It is no great insight that acquirers of companies want to only pay for an acquisition based on today’s earnings and book value. However, Sellers want to sell their company based on tomorrow’s expected earnings.
Public companies have the advantage of being able to offer their publicly traded stock as currency in an acquisition.
Private companies are not so lucky to have stock to use, their tactic to “pay up” for an acquisition often is the Earn-Out.
According to James W. Bradley, co-author of Acquisition and Corporate Development:
“The earn-out is a contingent purchase which allows some deals to go through that would otherwise be impossible. Sometimes the seller’s price is such that the transaction can only be justified by the buyer at levels of future earnings considerably above what the buyer can expect with any degree of certainty. Here an earn-out may allow the deal to be consummated. Under certain circumstances, earn-outs may qualify as non-taxable transactions.”

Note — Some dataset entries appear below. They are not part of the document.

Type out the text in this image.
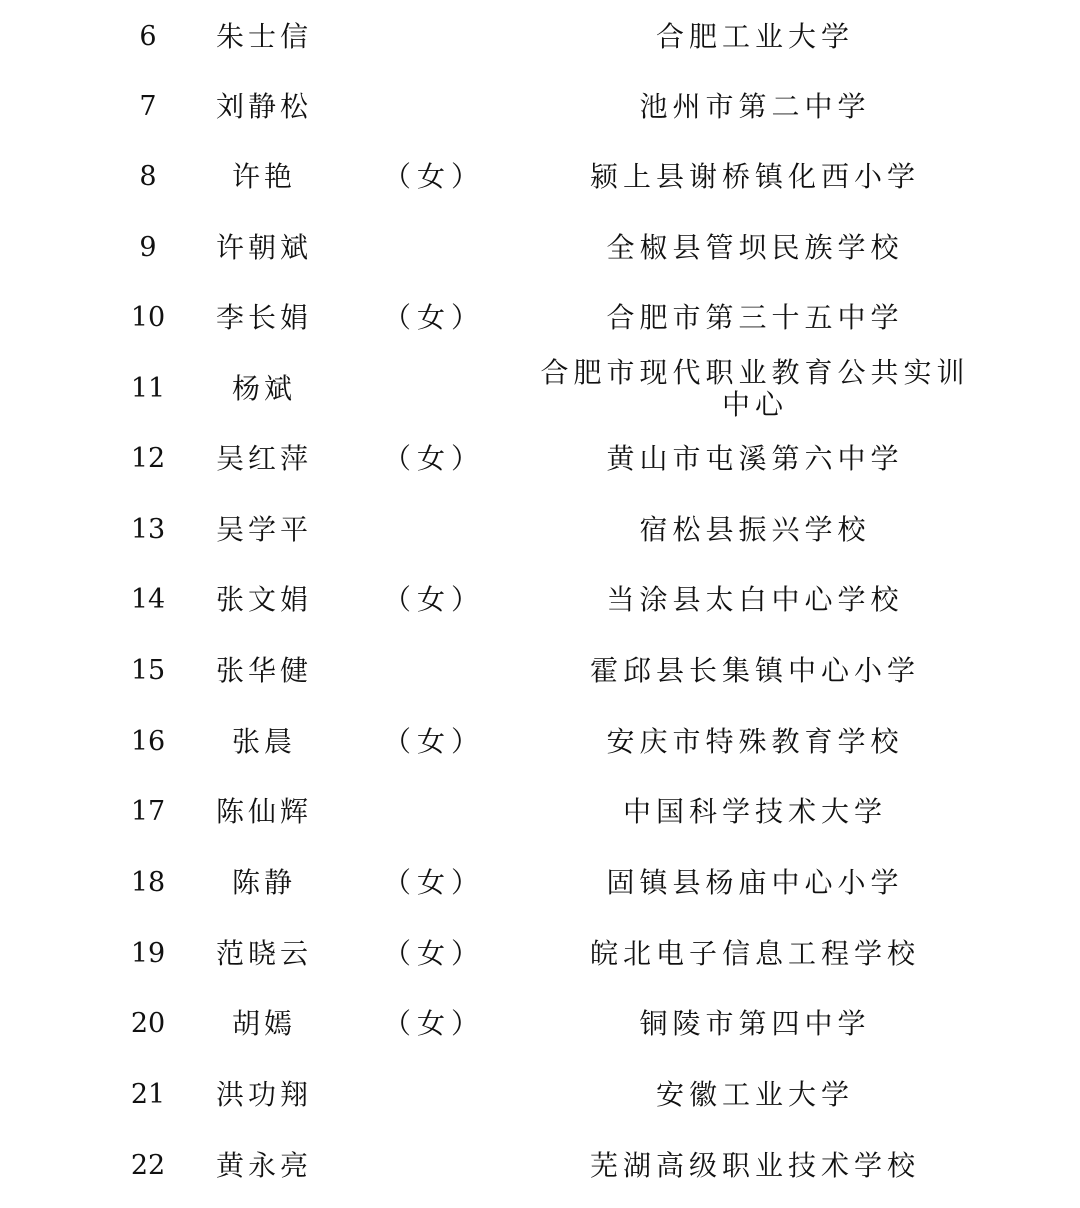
6	朱士信	合肥工业大学
7	刘静松	池州市第二中学
8	许艳	（女）	颍上县谢桥镇化西小学
9	许朝斌	全椒县管坝民族学校
10	李长娟	（女）	合肥市第三十五中学
11	杨斌	合肥市现代职业教育公共实训中心
12	吴红萍	（女）	黄山市屯溪第六中学
13	吴学平	宿松县振兴学校
14	张文娟	（女）	当涂县太白中心学校
15	张华健	霍邱县长集镇中心小学
16	张晨	（女）	安庆市特殊教育学校
17	陈仙辉	中国科学技术大学
18	陈静	（女）	固镇县杨庙中心小学
19	范晓云	（女）	皖北电子信息工程学校
20	胡嫣	（女）	铜陵市第四中学
21	洪功翔	安徽工业大学
22	黄永亮	芜湖高级职业技术学校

Earn-outs can be complicated. But they are used often and especially under these circumstances:
- The seller has very high price expectations
- There is a significant selling price expectation gap between buyer and seller
- The buyer has limited capital
- The acquisition of service companies or other types of relationship companies.
- Acquisition of companies introducing many new products.
- The owner/seller is willing to stay involved in the business for two or five more years.
In acquisitions involving earn-outs, the acquirer usually puts a maximum earn-out or “cap” on the deal. The acquirer wants to be sure that the income from the earn-out is derived from continuing operations and non-recurring or extraordinary factors. While a specific dollar amount is often not pre-determined, the acquirer wants to make every effort to please the sellers. The buyer wants future sellers to know they are good to work with.
If the seller accepts an earn-out, a more aggressive pricing strategy can be used. Keeping in mind that the earn-out objective is to quantify the uncertainty for the buyer, they can be used to bridge pricing expectation gaps between the buyer and the seller. Sometimes earn-outs are used to protect the buyer who has not or cannot perform adequate due diligence. This is not a good use of this device for the buyer.
Earn-outs should really be limited to bridging the pricing expectation differences between the seller and the buyer. Also, it can used by the seller to spread out income in taxable transactions. The success of how these are used is dependent on how creative and flexible the parties are.
Earn-outs are common. If you are selling your company, an earn-out will likely be part of the deal structure.